Just like the jet-fuel myth, this isn’t true either. However, with the jet fuel, your car would never go anywhere, but with premium, you would still be able to drive. The type of fuel is usually available for powerful engines that need to have less combustible fuel in order to run properly. There's no point then in paying more for fuel that won’t end up giving any benefits to your Toyota Camry.
5 Clean Cars Are Less Fuel Efficient Than Dirty Ones
This is one of those myths that left us scratching our heads for a good while. It's crazy how some of these even came about, yet here we are. The myth, in particular, states that a dirty car will be more fuel efficient than a clean one, all thanks to the science of aerodynamics.
Apparently, someone thought that dirt on a car worked the same way as dimples on a golf ball, meaning that it reduced the overall drag on the car and made it more fuel efficient. Something tells us that this was probably the most elaborate excuse made up by somebody to explain why their car was always so dirty. Mythbusters also decided to give this one a shot and found out that a dirty car had, in fact, 10% more drag than a clean one.
4 A Prius Gives Less Mileage Than A BMW M3
You probably saw this one if you were a fan of the old Top Gear with Jeremy Clarkson, Richard Hammond, and James May. Throughout the series, Jeremy was always shown to hate electric and hybrid cars, especially the Prius, stating that it was no better in fuel economy than the BMW M3, and thus, this famous myth was born.
What most people didn’t realize was that the test was done on a track with the Prius being driven as fast as possible and the M3 barely trying to keep up. Under certain conditions, the M3 does end up being more fuel efficient than the hybrid, but if you’ll be driving on public roads, the Prius would be your best bet if you’re looking to save some money on fuel.
3 Red Cars Get More Tickets
A while ago, there was some report on the internet, the report suggesting that your chances of getting pulled over were highly dependent on the color of your car. It also mentioned that the color to most likely get a ticket was red since it mostly looks exotic and catches the attention of any officer easily.

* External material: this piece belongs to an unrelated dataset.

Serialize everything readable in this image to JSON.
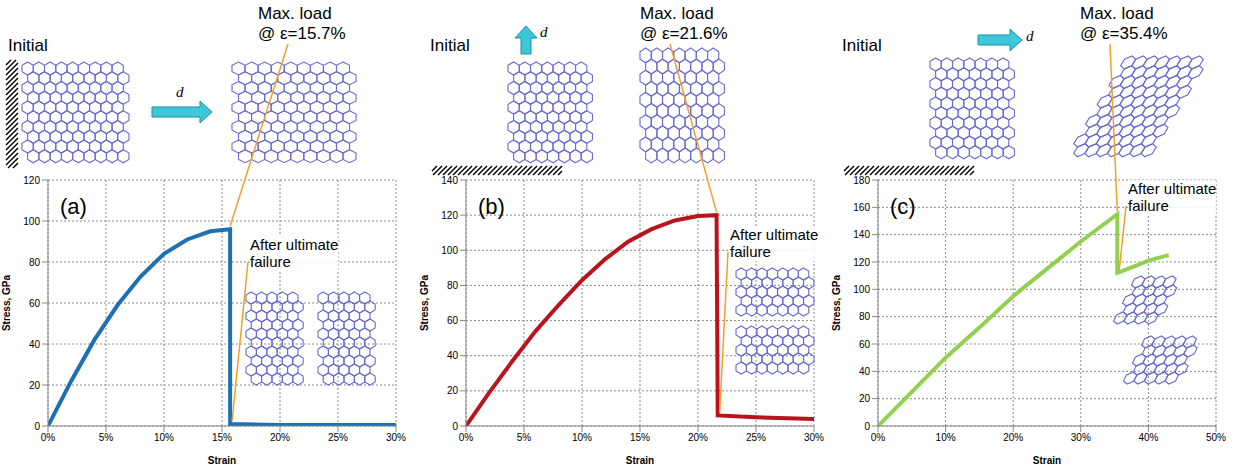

However, this myth isn't true at all because a later study conducted by Quality Planning found out that color didn't play any part in the likelihood of you getting a ticket or not. Turns out, the most ticketed car, according to Forbes, is the Mercedes-Benz SL Class convertible, which honestly makes sense since the car can go from 0 to 60 in only 4.4 seconds.

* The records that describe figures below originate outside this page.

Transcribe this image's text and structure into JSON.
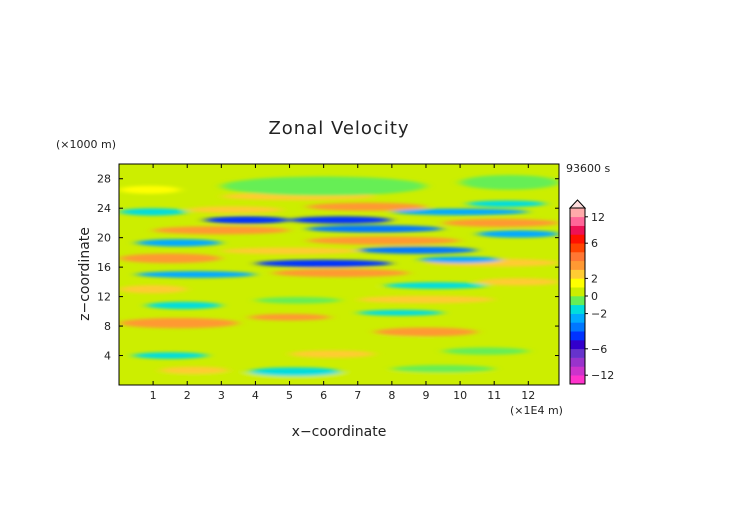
{
  "chart_data": {
    "type": "heatmap",
    "title": "Zonal Velocity",
    "xlabel": "x−coordinate",
    "ylabel": "z−coordinate",
    "x_unit": "(×1E4 m)",
    "y_unit": "(×1000 m)",
    "time_label": "93600 s",
    "xlim": [
      0,
      12.9
    ],
    "ylim": [
      0,
      30
    ],
    "x_ticks": [
      "1",
      "2",
      "3",
      "4",
      "5",
      "6",
      "7",
      "8",
      "9",
      "10",
      "11",
      "12"
    ],
    "y_ticks": [
      "4",
      "8",
      "12",
      "16",
      "20",
      "24",
      "28"
    ],
    "colorbar": {
      "ticks": [
        "12",
        "6",
        "2",
        "0",
        "−2",
        "−6",
        "−12"
      ],
      "tick_values": [
        12,
        6,
        2,
        0,
        -2,
        -6,
        -12
      ],
      "levels": [
        -14,
        -12,
        -10,
        -8,
        -6,
        -5,
        -4,
        -3,
        -2,
        -1,
        0,
        1,
        2,
        3,
        4,
        5,
        6,
        8,
        10,
        12,
        14
      ],
      "colors": [
        "#ff33cc",
        "#cc33cc",
        "#9933cc",
        "#6633cc",
        "#3300cc",
        "#0033ff",
        "#0077ff",
        "#00aaff",
        "#00dddd",
        "#66ee55",
        "#ccee00",
        "#ffff00",
        "#ffcc33",
        "#ff9933",
        "#ff7733",
        "#ff4400",
        "#ff1100",
        "#ee1155",
        "#ff6699",
        "#ffaaaa"
      ],
      "overflow_arrow_top": true
    },
    "bands": [
      {
        "z": 1.0,
        "x0": 0,
        "x1": 12.9,
        "value": 0.5,
        "h": 1.6
      },
      {
        "z": 2.0,
        "x0": 1.2,
        "x1": 3.2,
        "value": 2.5,
        "h": 1.0
      },
      {
        "z": 1.8,
        "x0": 3.8,
        "x1": 6.5,
        "value": -1.2,
        "h": 1.2
      },
      {
        "z": 2.2,
        "x0": 8.0,
        "x1": 11.0,
        "value": -1.0,
        "h": 1.0
      },
      {
        "z": 4.0,
        "x0": 0.4,
        "x1": 2.6,
        "value": -1.5,
        "h": 0.9
      },
      {
        "z": 4.2,
        "x0": 5.0,
        "x1": 7.5,
        "value": 2.5,
        "h": 1.0
      },
      {
        "z": 4.6,
        "x0": 9.5,
        "x1": 12.0,
        "value": -0.8,
        "h": 1.0
      },
      {
        "z": 6.0,
        "x0": 6.0,
        "x1": 9.5,
        "value": 0.6,
        "h": 1.2
      },
      {
        "z": 6.4,
        "x0": 0.0,
        "x1": 3.5,
        "value": 0.8,
        "h": 1.0
      },
      {
        "z": 8.4,
        "x0": 0.0,
        "x1": 3.5,
        "value": 3.2,
        "h": 1.4
      },
      {
        "z": 7.2,
        "x0": 7.5,
        "x1": 10.5,
        "value": 3.0,
        "h": 1.2
      },
      {
        "z": 9.2,
        "x0": 3.8,
        "x1": 6.2,
        "value": 3.0,
        "h": 0.9
      },
      {
        "z": 9.8,
        "x0": 7.0,
        "x1": 9.5,
        "value": -1.4,
        "h": 0.8
      },
      {
        "z": 10.8,
        "x0": 0.8,
        "x1": 3.0,
        "value": -1.6,
        "h": 1.0
      },
      {
        "z": 11.5,
        "x0": 4.0,
        "x1": 6.5,
        "value": -1.0,
        "h": 0.9
      },
      {
        "z": 11.6,
        "x0": 7.0,
        "x1": 11.0,
        "value": 2.8,
        "h": 1.0
      },
      {
        "z": 13.0,
        "x0": 0.0,
        "x1": 2.0,
        "value": 2.8,
        "h": 1.1
      },
      {
        "z": 13.2,
        "x0": 4.0,
        "x1": 7.5,
        "value": 0.5,
        "h": 1.0
      },
      {
        "z": 13.5,
        "x0": 7.8,
        "x1": 10.8,
        "value": -1.5,
        "h": 0.9
      },
      {
        "z": 14.0,
        "x0": 10.5,
        "x1": 12.9,
        "value": 2.5,
        "h": 1.0
      },
      {
        "z": 15.0,
        "x0": 0.5,
        "x1": 4.0,
        "value": -2.5,
        "h": 0.9
      },
      {
        "z": 15.2,
        "x0": 4.5,
        "x1": 8.5,
        "value": 3.5,
        "h": 1.1
      },
      {
        "z": 16.5,
        "x0": 4.0,
        "x1": 8.0,
        "value": -4.8,
        "h": 1.0
      },
      {
        "z": 16.6,
        "x0": 9.0,
        "x1": 12.9,
        "value": 2.8,
        "h": 1.1
      },
      {
        "z": 17.2,
        "x0": 0.0,
        "x1": 3.0,
        "value": 3.6,
        "h": 1.3
      },
      {
        "z": 17.0,
        "x0": 8.8,
        "x1": 11.2,
        "value": -2.2,
        "h": 0.9
      },
      {
        "z": 18.2,
        "x0": 3.0,
        "x1": 7.0,
        "value": 2.4,
        "h": 0.9
      },
      {
        "z": 18.3,
        "x0": 7.0,
        "x1": 10.5,
        "value": -3.2,
        "h": 1.0
      },
      {
        "z": 19.3,
        "x0": 0.5,
        "x1": 3.0,
        "value": -2.6,
        "h": 1.0
      },
      {
        "z": 19.6,
        "x0": 5.5,
        "x1": 10.0,
        "value": 3.5,
        "h": 1.1
      },
      {
        "z": 20.5,
        "x0": 10.5,
        "x1": 12.9,
        "value": -2.8,
        "h": 1.0
      },
      {
        "z": 21.0,
        "x0": 1.0,
        "x1": 5.0,
        "value": 3.4,
        "h": 1.1
      },
      {
        "z": 21.2,
        "x0": 5.5,
        "x1": 9.5,
        "value": -3.8,
        "h": 1.0
      },
      {
        "z": 22.0,
        "x0": 9.5,
        "x1": 12.9,
        "value": 3.0,
        "h": 1.1
      },
      {
        "z": 22.4,
        "x0": 2.5,
        "x1": 5.0,
        "value": -4.6,
        "h": 1.0
      },
      {
        "z": 22.4,
        "x0": 5.0,
        "x1": 8.0,
        "value": -4.2,
        "h": 1.0
      },
      {
        "z": 23.5,
        "x0": 0.0,
        "x1": 2.0,
        "value": -1.8,
        "h": 1.0
      },
      {
        "z": 23.8,
        "x0": 2.0,
        "x1": 4.8,
        "value": 2.8,
        "h": 0.9
      },
      {
        "z": 23.5,
        "x0": 8.0,
        "x1": 12.0,
        "value": -2.5,
        "h": 0.9
      },
      {
        "z": 24.2,
        "x0": 5.5,
        "x1": 9.0,
        "value": 3.6,
        "h": 1.1
      },
      {
        "z": 24.6,
        "x0": 10.2,
        "x1": 12.5,
        "value": -2.0,
        "h": 0.9
      },
      {
        "z": 25.6,
        "x0": 3.0,
        "x1": 7.5,
        "value": 2.8,
        "h": 1.0
      },
      {
        "z": 26.5,
        "x0": 0.0,
        "x1": 1.8,
        "value": 1.2,
        "h": 1.1
      },
      {
        "z": 27.0,
        "x0": 3.0,
        "x1": 9.0,
        "value": -0.9,
        "h": 2.6
      },
      {
        "z": 27.5,
        "x0": 10.0,
        "x1": 12.9,
        "value": -0.6,
        "h": 2.0
      }
    ]
  }
}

2 A Cold Engine Needs To Be Warmed Up During Winters
This is perhaps the most controversial of car myths out there. After all, the one thing that we were always told before taking a car out in the winter was to warm it up first and that not doing so would end up damaging the engine of the car.
There's no doubt about the fact that a car engine is at a much lower efficiency than it normally would be when it's cold, but letting it idle is also completely unnecessary. Allow us to explain. When your engine is idling, it's at its lowest power output, meaning that there isn’t a lot of heat being generated to warm it up. At idle, the car would take much longer to warm than it would if you were to simply drive it. Considering this, it's not really necessary to warm up your car in the winter.
1 Bigger Cars Are Safer In A Crash Than Smaller Ones
For a lot of people, this particular myth is dictated by common sense. After all, in the unfortunate event of an accident, you would want as much mass as possible between you and the object you’re colliding with.
This might’ve been the case back in the day, but it isn’t anymore. Modern cars, even the smaller ones, are specifically designed with passenger safety in mind. The frames of these cars essentially have something that we call crumple zones, parts of the chassis that are meant to crumple under the effect of an external force, absorbing it in the process. A study done by Monash University proved that weight and size aren’t really big factors when it comes to measuring safety in the event of a crash.